Statement by St. Kitts Prime Minister on the U.S. Presidential Elections

ST. KITTS – Dr. The Honorable Denzil L. Douglas Prime Minister of St. Kitts and Nevis issued the following statement on the U.S. Presidential ELECTIONS during his “Ask the P.M.” on Tuesday, November 4th.

Today, the people of the United States will choose their 44th president. On the ballot are two men with impressive careers of public service – Senator John McCain of Arizona, and Senator Barack Obama of Illinois. As a government that honors the sacred right of all people to choose who would govern them, we will applaud the will of the American people – whatever the outcome – and look forward to working with whomever the people of the United States chooses to lead them over the next four years.

There is something different about this election, however. And it has generated intense interest and excitement in every corner of the globe. And because Senator Obama is of African descent, the utterly brilliant race he has run against the most powerful and impressive opponents in both the Republican and Democratic Parties, fills us – also people of African descent – with a sense of awe, and wonder, and hope, and pride. It fills us anew with a sense of life’s possibilities….it makes us think about our own capabilities. It reminds us, as individuals and as a nation, of what is possible when there is discipline…..dignity…..perseverance. It reminds us – with electrifying clarity – of what is possible when there is a commitment to excellence.

No-one knows what the American people will decide today. But what we do know is that based purely on logic…..on history……on statistical probabilities…….and on political reality, it was supposed to be IMPOSSIBLE for Barack Obama to have scaled these dizzying heights. It was supposed to be impossible for him to have run what everyone everywhere acknowledges was the most disciplined and brilliant political race in American history. But he has. And in the process he has won the love, the respect, and the fervent prayers, not only of black Americans, not only of white Americans, not only of Hispanic Americans, Native Americans, Asian Americans, but, as I have said, of people all over the world.

This has been Barack Obama’s gift to us – as people of African descent.

His gift has been his example – and that example has shattered and blown to bits the most awful and painful stereotypes.

So, the question is – what do we owe to him – and to each other?

My fellow nationals, let us praise and celebrate Barack Obama’s accomplishments. But let us not stop there. It is not enough to simply grab the fruits of his hard work and discipline in celebration. We must also give back to him – and to each other.

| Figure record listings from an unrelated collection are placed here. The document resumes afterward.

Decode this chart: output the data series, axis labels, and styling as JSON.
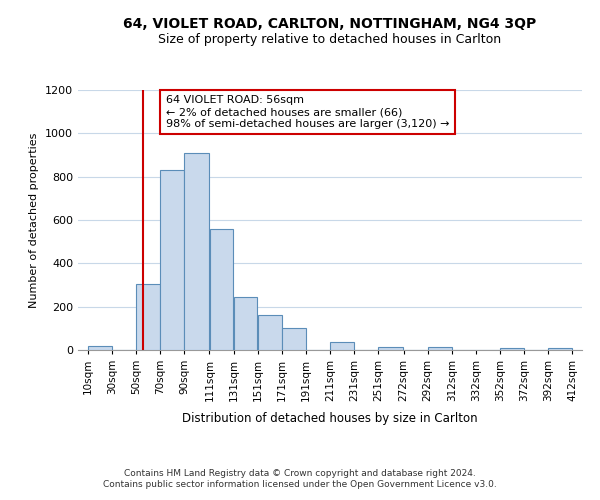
{
  "title": "64, VIOLET ROAD, CARLTON, NOTTINGHAM, NG4 3QP",
  "subtitle": "Size of property relative to detached houses in Carlton",
  "xlabel": "Distribution of detached houses by size in Carlton",
  "ylabel": "Number of detached properties",
  "bar_color": "#c9d9ec",
  "bar_edge_color": "#5b8db8",
  "bin_labels": [
    "10sqm",
    "30sqm",
    "50sqm",
    "70sqm",
    "90sqm",
    "111sqm",
    "131sqm",
    "151sqm",
    "171sqm",
    "191sqm",
    "211sqm",
    "231sqm",
    "251sqm",
    "272sqm",
    "292sqm",
    "312sqm",
    "332sqm",
    "352sqm",
    "372sqm",
    "392sqm",
    "412sqm"
  ],
  "bar_values": [
    20,
    0,
    305,
    830,
    910,
    560,
    243,
    162,
    102,
    0,
    35,
    0,
    15,
    0,
    15,
    0,
    0,
    8,
    0,
    8
  ],
  "bin_edges": [
    10,
    30,
    50,
    70,
    90,
    111,
    131,
    151,
    171,
    191,
    211,
    231,
    251,
    272,
    292,
    312,
    332,
    352,
    372,
    392,
    412
  ],
  "ylim": [
    0,
    1200
  ],
  "yticks": [
    0,
    200,
    400,
    600,
    800,
    1000,
    1200
  ],
  "vline_x": 56,
  "vline_color": "#cc0000",
  "annotation_line1": "64 VIOLET ROAD: 56sqm",
  "annotation_line2": "← 2% of detached houses are smaller (66)",
  "annotation_line3": "98% of semi-detached houses are larger (3,120) →",
  "annotation_box_color": "#ffffff",
  "annotation_box_edge": "#cc0000",
  "footer1": "Contains HM Land Registry data © Crown copyright and database right 2024.",
  "footer2": "Contains public sector information licensed under the Open Government Licence v3.0.",
  "background_color": "#ffffff",
  "grid_color": "#c8d8e8"
}
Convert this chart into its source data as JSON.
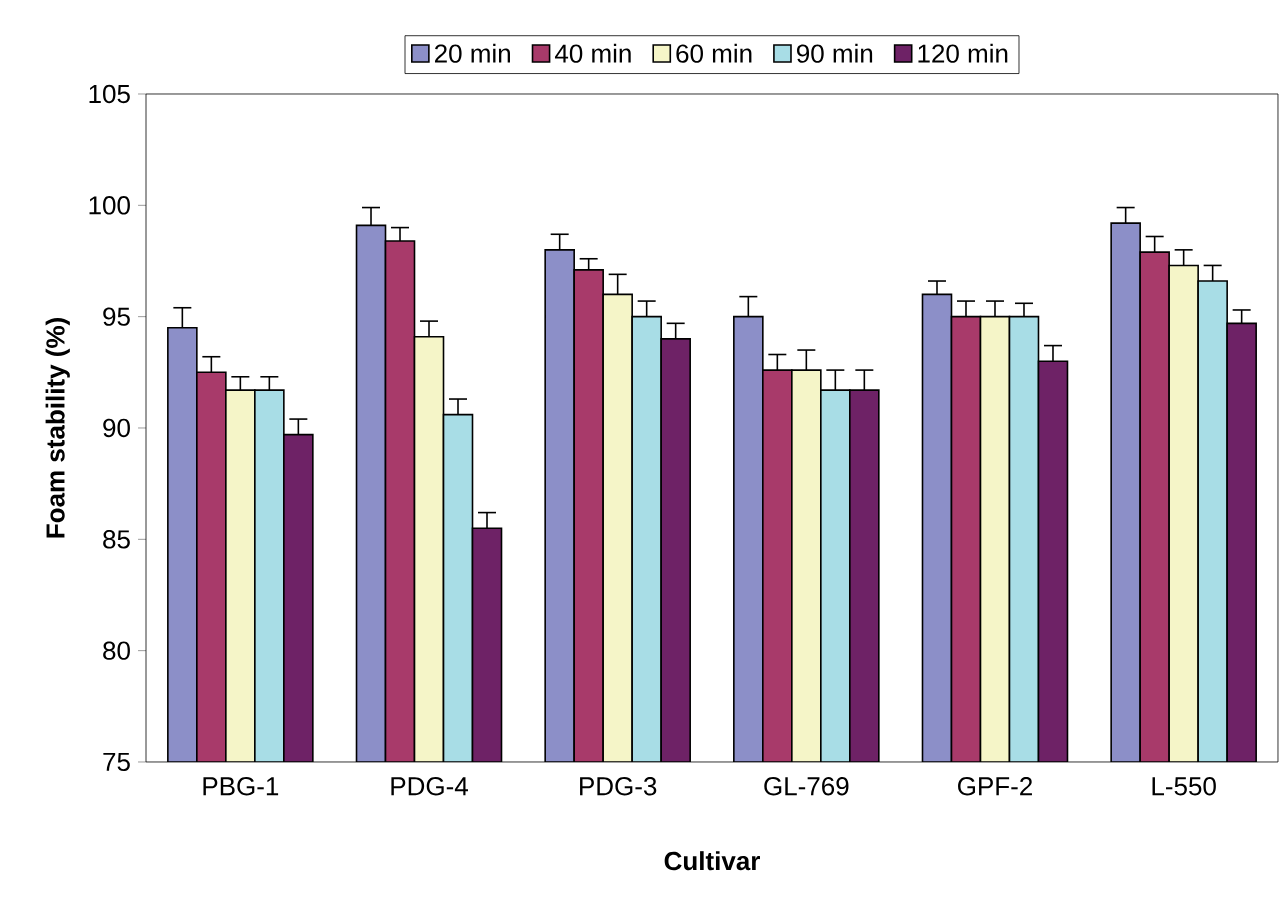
{
  "chart_data": {
    "type": "bar",
    "xlabel": "Cultivar",
    "ylabel": "Foam stability (%)",
    "categories": [
      "PBG-1",
      "PDG-4",
      "PDG-3",
      "GL-769",
      "GPF-2",
      "L-550"
    ],
    "series": [
      {
        "name": "20 min",
        "color": "#8c8fc8",
        "values": [
          94.5,
          99.1,
          98.0,
          95.0,
          96.0,
          99.2
        ],
        "errors": [
          0.9,
          0.8,
          0.7,
          0.9,
          0.6,
          0.7
        ]
      },
      {
        "name": "40 min",
        "color": "#a83a6a",
        "values": [
          92.5,
          98.4,
          97.1,
          92.6,
          95.0,
          97.9
        ],
        "errors": [
          0.7,
          0.6,
          0.5,
          0.7,
          0.7,
          0.7
        ]
      },
      {
        "name": "60 min",
        "color": "#f5f5c8",
        "values": [
          91.7,
          94.1,
          96.0,
          92.6,
          95.0,
          97.3
        ],
        "errors": [
          0.6,
          0.7,
          0.9,
          0.9,
          0.7,
          0.7
        ]
      },
      {
        "name": "90 min",
        "color": "#a8dde6",
        "values": [
          91.7,
          90.6,
          95.0,
          91.7,
          95.0,
          96.6
        ],
        "errors": [
          0.6,
          0.7,
          0.7,
          0.9,
          0.6,
          0.7
        ]
      },
      {
        "name": "120 min",
        "color": "#6e2266",
        "values": [
          89.7,
          85.5,
          94.0,
          91.7,
          93.0,
          94.7
        ],
        "errors": [
          0.7,
          0.7,
          0.7,
          0.9,
          0.7,
          0.6
        ]
      }
    ],
    "ylim": [
      75,
      105
    ],
    "yticks": [
      75,
      80,
      85,
      90,
      95,
      100,
      105
    ],
    "grid": false,
    "legend": "top"
  }
}
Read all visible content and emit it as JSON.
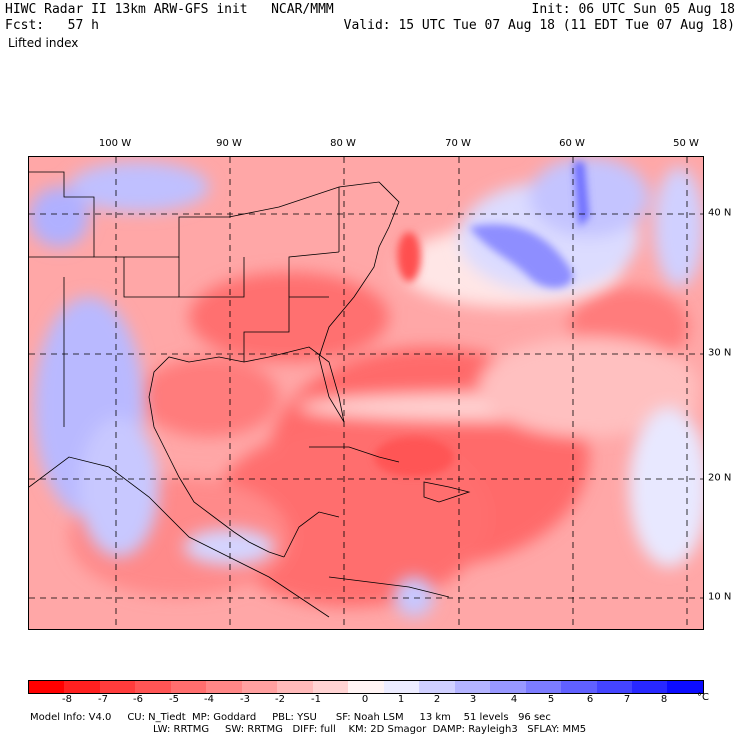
{
  "header": {
    "title": "HIWC Radar II 13km ARW-GFS init   NCAR/MMM",
    "forecast": "Fcst:   57 h",
    "init": "Init: 06 UTC Sun 05 Aug 18",
    "valid": "Valid: 15 UTC Tue 07 Aug 18 (11 EDT Tue 07 Aug 18)",
    "field": "Lifted index"
  },
  "map": {
    "lon_labels": [
      "100 W",
      "90 W",
      "80 W",
      "70 W",
      "60 W",
      "50 W"
    ],
    "lat_labels": [
      "40 N",
      "30 N",
      "20 N",
      "10 N"
    ]
  },
  "colorbar": {
    "ticks": [
      "-8",
      "-7",
      "-6",
      "-5",
      "-4",
      "-3",
      "-2",
      "-1",
      "0",
      "1",
      "2",
      "3",
      "4",
      "5",
      "6",
      "7",
      "8"
    ],
    "unit": "°C",
    "colors": [
      "#ff0000",
      "#ff2020",
      "#ff3c3c",
      "#ff5555",
      "#ff6e6e",
      "#ff8787",
      "#ffa0a0",
      "#ffbaba",
      "#ffd3d3",
      "#fff4f4",
      "#ececff",
      "#d0d0ff",
      "#b4b4ff",
      "#9898ff",
      "#7c7cff",
      "#6060ff",
      "#4444ff",
      "#2828ff",
      "#0c0cff"
    ]
  },
  "footer": {
    "line1": "Model Info: V4.0     CU: N_Tiedt  MP: Goddard     PBL: YSU      SF: Noah LSM     13 km    51 levels   96 sec",
    "line2": "LW: RRTMG     SW: RRTMG   DIFF: full    KM: 2D Smagor  DAMP: Rayleigh3   SFLAY: MM5"
  }
}
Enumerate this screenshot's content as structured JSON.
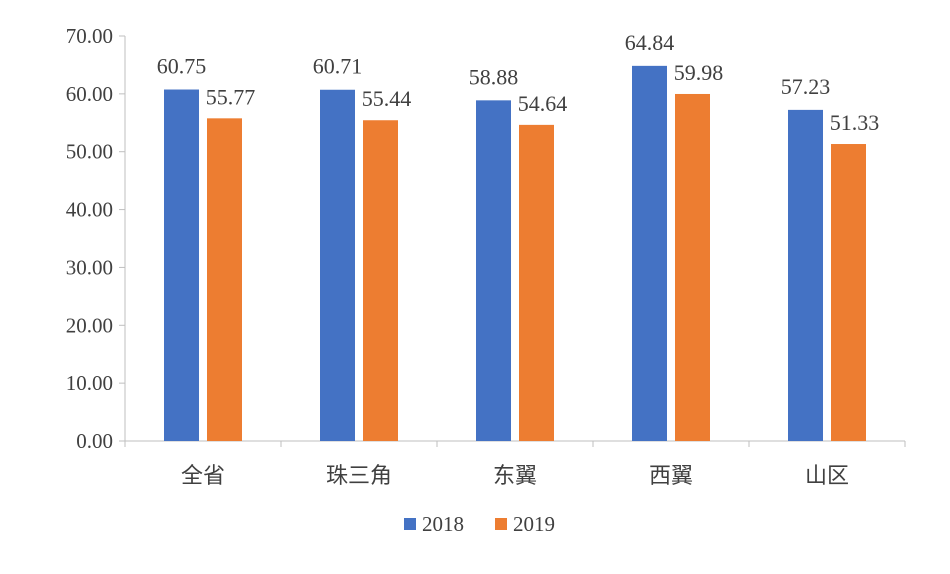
{
  "chart_data": {
    "type": "bar",
    "title": "",
    "xlabel": "",
    "ylabel": "",
    "categories": [
      "全省",
      "珠三角",
      "东翼",
      "西翼",
      "山区"
    ],
    "series": [
      {
        "name": "2018",
        "color": "#4472C4",
        "values": [
          60.75,
          60.71,
          58.88,
          64.84,
          57.23
        ]
      },
      {
        "name": "2019",
        "color": "#ED7D31",
        "values": [
          55.77,
          55.44,
          54.64,
          59.98,
          51.33
        ]
      }
    ],
    "data_labels": [
      [
        "60.75",
        "60.71",
        "58.88",
        "64.84",
        "57.23"
      ],
      [
        "55.77",
        "55.44",
        "54.64",
        "59.98",
        "51.33"
      ]
    ],
    "ylim": [
      0,
      70
    ],
    "ytick_step": 10,
    "ytick_labels": [
      "0.00",
      "10.00",
      "20.00",
      "30.00",
      "40.00",
      "50.00",
      "60.00",
      "70.00"
    ],
    "grid": false,
    "legend": "bottom-center"
  }
}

What can we learn from Barack Obama?

He was born into a humble home – but he had a mother and grandparents who loved him….guided him…..shaped him. Indeed his mother would make him rise early to do his homework and would sit with him just to encourage him. We, as parents and grandparents, have a responsibility not just to feed and clothe, but to shape and mold.

Obama’s father was a brilliant, confident, and well-respected man who, though not wealthy as a child growing up in Kenya, was at the very top of his graduating class at the University of Hawaii, and then went on to study at Harvard. Obama did not grow up with his father, but hearing these stories about his father as a boy greatly inspired him. Whatever our station in life, all of us have an obligation to be examples to our children.

As a teenager, Obama went through a period when he was both sad and lost. His life could have gone either way. But he found his way back. As adults, we must reach out not only to our own children, but to any child who seems to be losing their way. There is often greater potential beneath the confusion and despair of the young than meets the eye.

Most importantly, throughout his childhood, what Obama’s mother instilled in him, with greatest dedication and steadfastness, was the importance of empathy and compassion….a concern for others. As a man, this became his guiding philosophy – and this has been, really, the clarion call of his campaign – that we are our brothers keeper. We in this country must recognize the stabilizing power of this philosophy.

As a university student, Barack Obama committed himself to the pursuit of excellence. And that, as prime minister, is what I have always wanted for the people of St. Kitts and Nevis. The point is not for everyone to become president of the United States. The point is for us, as a people, to be a nation of standards. The point is for us to work together to build a society that is safe and stable and good. The point is for us, as a people, to build on – not detract from – what Barack Obama has, through extraordinarily hard work and discipline, given to people of African descent everywhere.

Let us strive, not only to respect and admire Barack Obama, but to earn the respect and admiration each other – based on how we live our lives…..how we treat each other….how we conduct ourselves. Let us all, as parents and teachers…..as farmers and doctors……as engineers and factory workers, domestic workers and politicians, commit ourselves to the pursuit of excellence.

We have a nation to build and a destiny to shape.

Let us do so by ensuring that the atmosphere in our homes is filled with neither indifference nor hostility.

Let us do so by ensuring that our culture is defined by neither “dutty wine” nor “hot wuk”.

Let us do so by ensuring that our politics is dominated by neither personal hostility or tribal divisiveness.

Let us do so by understanding the global significance of this day – no matter what the poll results say – to people of African descent everywhere.

And let us do so, by building on all that Barack Obama, this son of Africa, has so painstakingly built.